Why It’s Essential: In contrast to the whisk, a rubber spatula really is an all-purpose baking tool. I’m not sure I can think of a single thing I bake where I don’t use my rubber spatula at least once.

I prefer the rubber spatulas with the rounded heads that are almost spoon like. But as long as your kitchen includes at least one rubber spatula, you are good to go!

Half Sheet Pans or Cooking Sheets

  • What I Own: Nordic Ware Aluminum Baker’s Half Sheet Pans
  • Uses for Sheet Pans: Cookies, Biscuits, Scones, True sheet cakes, Jelly Roll Cakes, Layer under another pan to catch spills and for ease of transfer to and from the oven, Numerous savory uses

Why It’s Essential: Half sheet pans (aka rimmed baking sheets) are my number one must have kitchen item both for baking and savory cooking. I use my sheet pans for absolutely everything and they truly last forever.

I am not a fan of the flimsy cookie sheets you can buy at target or grocery stores and I truly don’t even own one. That said, if you already have some baking sheets that you use and love, those will do just fine! You just need a couple of baking sheets, and if you need to buy new ones I highly suggest getting the sheet pans.

Half sheet pans conduct heat evenly and the lip around the pan makes it easy to grab and pull from the oven without slipping out of your hand. These pans also work well to set a cake pan or loaf pan on that you are putting into the oven. This ensures that the sheet pan will catch any possible overflow and also makes it easier to pull the baked good from the oven.

Mixing Bowls

Why They’re Essential: For every course you will take in Baking School you are going to need several mixing bowls. I recommend investing in a set that comes with various sizes. I love this stainless steel mixing bowl set because it is inexpensive and comes with a wide variety of sizes.

Sieve or Sifter

Why It’s Essential: There will be recipes in every section of baking school that will call either for ingredients to be sifted or for them to be strained through a sieve. If you don’t have either of these tools, I highly suggest investing in the sieve over the sifter because it can be used for both wet and dry ingredients.

Oven Thermometer

Why It’s Essential: Every oven varies and very commonly ovens are not calibrated properly. An oven thermometer is the best way to test if your oven is heating to the set temperature, or is running too hot or cold.

Baking temperatures can make or break a recipe. For instance, I know I need to set my oven temperature about 10 degrees F higher than a recipe states because it doesn’t get quite hot enough. An oven thermometer is essential for successful baking.
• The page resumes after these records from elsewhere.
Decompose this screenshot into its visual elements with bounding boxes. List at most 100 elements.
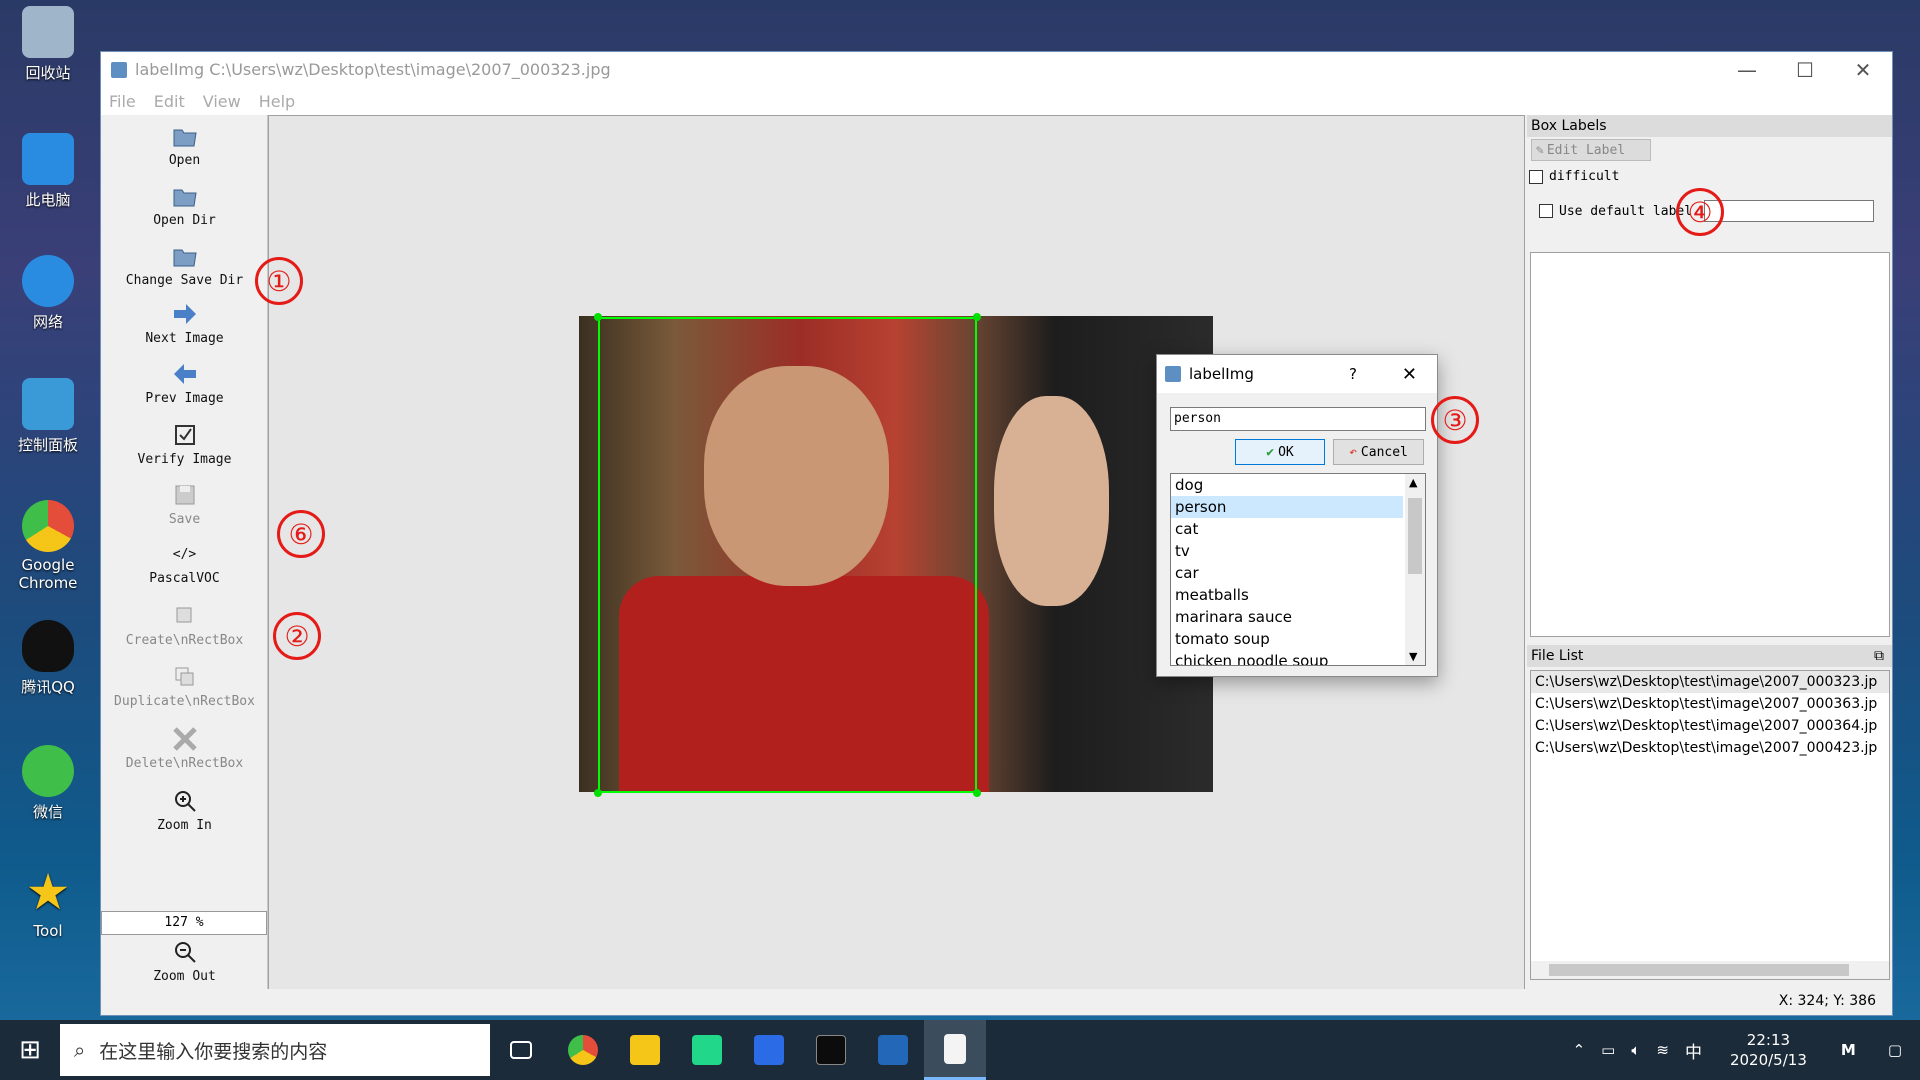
bbox-handle[interactable]	[594, 789, 602, 797]
label-option[interactable]: meatballs	[1171, 584, 1403, 606]
desktop-icon-qq[interactable]: 腾讯QQ	[8, 620, 88, 697]
change-save-dir-button[interactable]: Change Save Dir	[101, 243, 268, 288]
verify-image-button[interactable]: Verify Image	[101, 422, 268, 467]
battery-icon[interactable]: ▭	[1601, 1041, 1615, 1059]
zoom-out-button[interactable]: Zoom Out	[101, 939, 268, 984]
checkbox-box	[1529, 169, 1543, 184]
checkbox-checked-icon	[172, 422, 198, 448]
label-list[interactable]	[1530, 252, 1890, 637]
annotation-3: ③	[1431, 396, 1479, 444]
file-list-title-text: File List	[1531, 648, 1584, 664]
help-button[interactable]: ?	[1349, 365, 1357, 383]
scrollbar-thumb[interactable]	[1549, 964, 1849, 976]
scroll-up-icon[interactable]: ▲	[1409, 476, 1417, 489]
window-title: labelImg C:\Users\wz\Desktop\test\image\…	[135, 60, 611, 79]
chevron-up-icon[interactable]: ⌃	[1573, 1041, 1586, 1059]
desktop-icon-wechat[interactable]: 微信	[8, 745, 88, 822]
edit-label-text: Edit Label	[1546, 142, 1626, 158]
bbox-handle[interactable]	[594, 313, 602, 321]
status-bar: X: 324; Y: 386	[101, 989, 1892, 1015]
create-rectbox-button[interactable]: Create\nRectBox	[101, 603, 268, 648]
label-input[interactable]: person	[1170, 407, 1426, 431]
menu-help[interactable]: Help	[259, 92, 295, 111]
desktop-icon-chrome[interactable]: Google Chrome	[8, 500, 88, 592]
delete-x-icon	[172, 726, 198, 752]
taskbar-search[interactable]: ⌕ 在这里输入你要搜索的内容	[60, 1024, 490, 1076]
difficult-checkbox[interactable]: difficult	[1529, 169, 1892, 184]
next-image-button[interactable]: Next Image	[101, 301, 268, 346]
minimize-button[interactable]: —	[1718, 52, 1776, 87]
file-list-item[interactable]: C:\Users\wz\Desktop\test\image\2007_0003…	[1531, 671, 1889, 693]
window-controls: — ☐ ✕	[1718, 52, 1892, 87]
powershell-icon[interactable]	[862, 1020, 924, 1080]
dialog-close-button[interactable]: ✕	[1402, 364, 1417, 385]
desktop-icon-recycle-bin[interactable]: 回收站	[8, 6, 88, 83]
desktop-icon-network[interactable]: 网络	[8, 255, 88, 332]
labelimg-taskbar-icon[interactable]	[924, 1020, 986, 1080]
network-globe-icon	[22, 255, 74, 307]
clock[interactable]: 22:13 2020/5/13	[1730, 1030, 1807, 1070]
app-logo-icon[interactable]: M	[1841, 1041, 1856, 1059]
create-rect-icon	[172, 603, 198, 629]
open-dir-button[interactable]: Open Dir	[101, 183, 268, 228]
delete-rectbox-button[interactable]: Delete\nRectBox	[101, 726, 268, 771]
pycharm-icon[interactable]	[676, 1020, 738, 1080]
cancel-button[interactable]: ↶ Cancel	[1333, 439, 1424, 465]
float-dock-icon[interactable]: ⧉	[1874, 645, 1884, 667]
desktop-icon-tool[interactable]: ★ Tool	[8, 866, 88, 940]
close-button[interactable]: ✕	[1834, 52, 1892, 87]
label-option[interactable]: dog	[1171, 474, 1403, 496]
label-option[interactable]: tv	[1171, 540, 1403, 562]
window-titlebar[interactable]: labelImg C:\Users\wz\Desktop\test\image\…	[101, 52, 1892, 87]
default-label-input[interactable]	[1704, 200, 1875, 222]
label-history-list[interactable]: dog person cat tv car meatballs marinara…	[1170, 473, 1426, 666]
wifi-icon[interactable]: ≋	[1656, 1041, 1669, 1059]
system-tray: ⌃ ▭ 🔈︎ ≋ 中 22:13 2020/5/13 M ▢	[1565, 1020, 1920, 1080]
format-toggle-button[interactable]: </> PascalVOC	[101, 541, 268, 587]
ok-button[interactable]: ✔ OK	[1235, 439, 1325, 465]
ime-indicator[interactable]: 中	[1685, 1038, 1702, 1063]
menu-view[interactable]: View	[203, 92, 241, 111]
file-list-item[interactable]: C:\Users\wz\Desktop\test\image\2007_0003…	[1531, 693, 1889, 715]
dialog-title: labelImg	[1189, 365, 1254, 383]
label-option-selected[interactable]: person	[1171, 496, 1403, 518]
start-windows-icon[interactable]: ⊞	[0, 1020, 60, 1080]
file-list-title: File List ⧉	[1527, 645, 1892, 667]
chrome-taskbar-icon[interactable]	[552, 1020, 614, 1080]
maximize-button[interactable]: ☐	[1776, 52, 1834, 87]
save-button[interactable]: Save	[101, 482, 268, 527]
label-option[interactable]: car	[1171, 562, 1403, 584]
duplicate-rectbox-button[interactable]: Duplicate\nRectBox	[101, 664, 268, 709]
bounding-box[interactable]	[598, 317, 977, 793]
computer-icon	[22, 133, 74, 185]
terminal-icon[interactable]	[800, 1020, 862, 1080]
file-list-item[interactable]: C:\Users\wz\Desktop\test\image\2007_0004…	[1531, 737, 1889, 759]
menu-file[interactable]: File	[109, 92, 136, 111]
file-explorer-icon[interactable]	[614, 1020, 676, 1080]
zoom-in-button[interactable]: Zoom In	[101, 788, 268, 833]
desktop-icon-control-panel[interactable]: 控制面板	[8, 378, 88, 455]
menu-edit[interactable]: Edit	[154, 92, 185, 111]
bbox-handle[interactable]	[973, 789, 981, 797]
label-option[interactable]: cat	[1171, 518, 1403, 540]
horizontal-scrollbar[interactable]	[1531, 961, 1889, 979]
edit-label-button[interactable]: ✎ Edit Label	[1531, 139, 1651, 161]
file-list-item[interactable]: C:\Users\wz\Desktop\test\image\2007_0003…	[1531, 715, 1889, 737]
desktop-icon-this-pc[interactable]: 此电脑	[8, 133, 88, 210]
dialog-titlebar[interactable]: labelImg ? ✕	[1157, 355, 1437, 393]
wps-writer-icon[interactable]	[738, 1020, 800, 1080]
scrollbar-thumb[interactable]	[1408, 498, 1422, 574]
vertical-scrollbar[interactable]: ▲ ▼	[1405, 474, 1425, 665]
label-option[interactable]: tomato soup	[1171, 628, 1403, 650]
scroll-down-icon[interactable]: ▼	[1409, 650, 1417, 663]
open-button[interactable]: Open	[101, 123, 268, 168]
label-option[interactable]: marinara sauce	[1171, 606, 1403, 628]
file-list[interactable]: C:\Users\wz\Desktop\test\image\2007_0003…	[1530, 670, 1890, 980]
notification-icon[interactable]: ▢	[1888, 1041, 1902, 1059]
prev-image-button[interactable]: Prev Image	[101, 361, 268, 406]
bbox-handle[interactable]	[973, 313, 981, 321]
task-view-icon[interactable]	[490, 1020, 552, 1080]
zoom-level-spinbox[interactable]: 127 %	[101, 911, 267, 935]
volume-icon[interactable]: 🔈︎	[1631, 1041, 1640, 1059]
label-option[interactable]: chicken noodle soup	[1171, 650, 1403, 665]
Other Equipment That is Nice to Have

The following equipment is not essential for every course in baking school but will be helpful in many of the courses. Each course course will come with a list of recommended equipment utilized for the subject.
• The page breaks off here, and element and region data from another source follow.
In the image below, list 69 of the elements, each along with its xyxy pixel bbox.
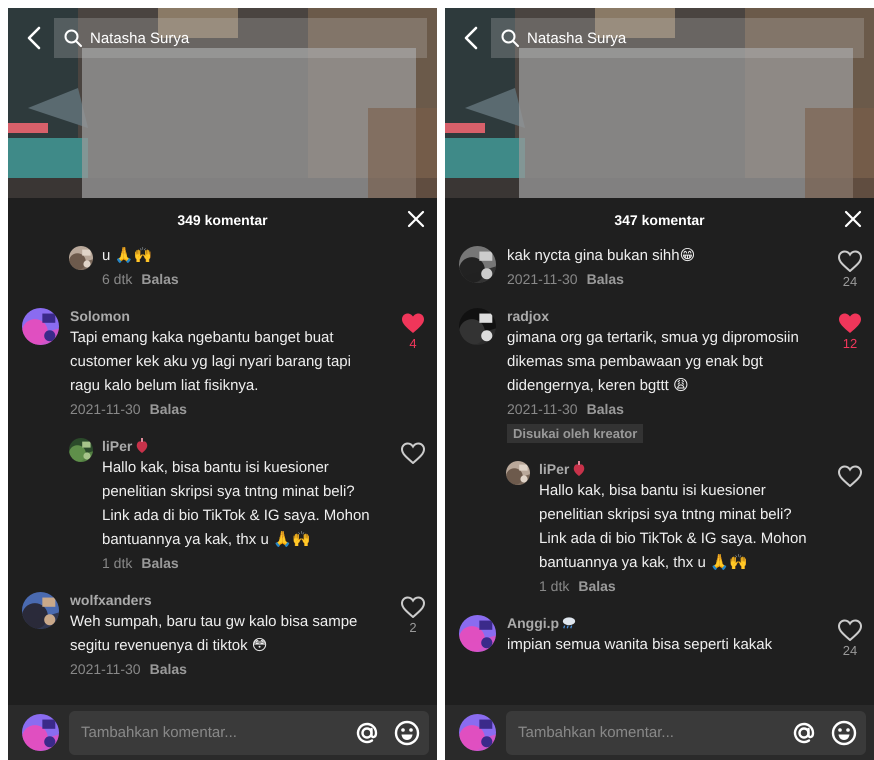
comment-text: gimana org ga tertarik, smua yg dipromosiin dikemas sma pembawaan yg enak bgt didengernya, keren bgttt 😩 [507,328,800,396]
close-button[interactable] [407,210,425,228]
search-field[interactable]: Natasha Surya [491,18,864,58]
reply-link[interactable]: Balas [141,268,179,290]
username[interactable]: radjox [507,306,550,326]
like-count: 4 [409,336,417,351]
heart-icon [135,438,150,454]
search-icon [501,29,519,47]
username[interactable]: wolfxanders [70,590,152,610]
timestamp: 1 dtk [102,554,132,573]
heart-icon [838,619,862,641]
emoji-button[interactable] [393,718,421,746]
close-icon [407,210,425,228]
search-text: Natasha Surya [527,30,626,46]
close-icon [844,210,862,228]
search-icon [64,29,82,47]
like-button[interactable] [838,465,862,487]
like-button[interactable] [401,312,425,334]
emoji-button[interactable] [830,718,858,746]
heart-icon [838,250,862,272]
username[interactable]: Anggi.p [507,613,560,633]
comment-text: kak nycta gina bukan sihh😁 [507,246,696,266]
comment-input[interactable]: Tambahkan komentar... [506,710,866,754]
timestamp: 2021-11-30 [70,400,141,419]
timestamp: 2021-11-30 [70,660,141,679]
reply-link[interactable]: Balas [586,268,624,290]
comment-text: Tapi emang kaka ngebantu banget buat customer kek aku yg lagi nyari barang tapi ragu kalo belum liat fisiknya. [70,328,352,396]
username[interactable]: Solomon [70,306,130,326]
like-button[interactable] [401,442,425,464]
creator-liked-tag: Disukai oleh kreator [507,424,644,443]
timestamp: 1 dtk [539,577,570,596]
like-count: 24 [842,274,858,289]
heart-icon [401,312,425,334]
heart-icon [838,312,862,334]
heart-icon [401,442,425,464]
timestamp: 2021-11-30 [507,270,578,289]
reply-link[interactable]: Balas [150,398,187,420]
heart-icon [401,596,425,618]
like-button[interactable] [838,250,862,272]
comment-count: 347 komentar [614,212,705,228]
timestamp: 2021-11-30 [507,400,578,419]
reply-link[interactable]: Balas [150,658,187,680]
like-count: 12 [842,336,858,351]
comment-text: Hallo kak, bisa bantu isi kuesioner penelitian skripsi sya tntng minat beli? Link ada di bio TikTok & IG saya. Mohon bantuannya ya kak, thx u 🙏🙌 [539,481,808,573]
rain-cloud-icon [562,615,576,631]
smiley-icon [830,718,858,746]
heart-icon [572,461,586,477]
comment-text: Hallo kak, bisa bantu isi kuesioner penelitian skripsi sya tntng minat beli? Link ada di bio TikTok & IG saya. Mohon bantuannya ya kak, thx u 🙏🙌 [102,458,371,550]
reply-link[interactable]: Balas [578,575,616,597]
comment-text: Weh sumpah, baru tau gw kalo bisa sampe segitu revenuenya di tiktok 😳 [70,612,358,656]
close-button[interactable] [844,210,862,228]
comment-count: 349 komentar [177,212,268,228]
smiley-icon [393,718,421,746]
reply-link[interactable]: Balas [141,552,179,574]
heart-icon [838,465,862,487]
like-button[interactable] [838,619,862,641]
reply-link[interactable]: Balas [586,398,624,420]
like-button[interactable] [401,596,425,618]
username[interactable]: liPer [102,436,132,456]
comment-input[interactable]: Tambahkan komentar... [69,710,429,754]
comment-text: impian semua wanita bisa seperti kakak [507,635,774,655]
username[interactable]: liPer [539,459,570,479]
search-field[interactable]: Natasha Surya [54,18,427,58]
like-count: 24 [842,643,858,658]
comment-text: u 🙏🙌 [102,246,154,266]
search-text: Natasha Surya [90,30,190,46]
like-button[interactable] [838,312,862,334]
like-count: 2 [409,620,417,635]
timestamp: 6 dtk [102,270,132,289]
  • 9 x 13″ Baking Pan (for brownies, sheet cakes, coffee cakes, cookie bars, breakfast casseroles, etc…)
  • Ramekins (measuring out ingredients, individual souffles, parfaits, mousses, creme brulee, etc…)
  • Pastry Blender (cutting in fat for biscuits, scones, pie & pastry crusts)
  • Bench Scraper (This is one of my favorite baking tools! Once I got one, I used it ALL THE TIME! I use it for: transferring pastries & bread to baking sheet/dish, scraping bowl clean, scraping counter clean, smoothing out cake icing)
  • Cooling Rack (cooling cakes, muffins, cookies, pastries, etc…)

Homework for this Lesson:

As always, the homework is optional but is a good way to practice. In addition to making sure you have all of the essential baking equipment before the next course launches, start thinking about: What is your favorite baking tool? Is it a favorite pan, favorite whisk, or maybe a favorite cookbook? I’d love to know what your “Can’t live without” baking tool is!

My absolute favorite baking tool is my half sheet pans! I once owned an online cookie company and I bought those pans when I first launched. I baked literally thousands of cookies on those pans and every time I use them it reminds me of where I started from! What is your favorite item?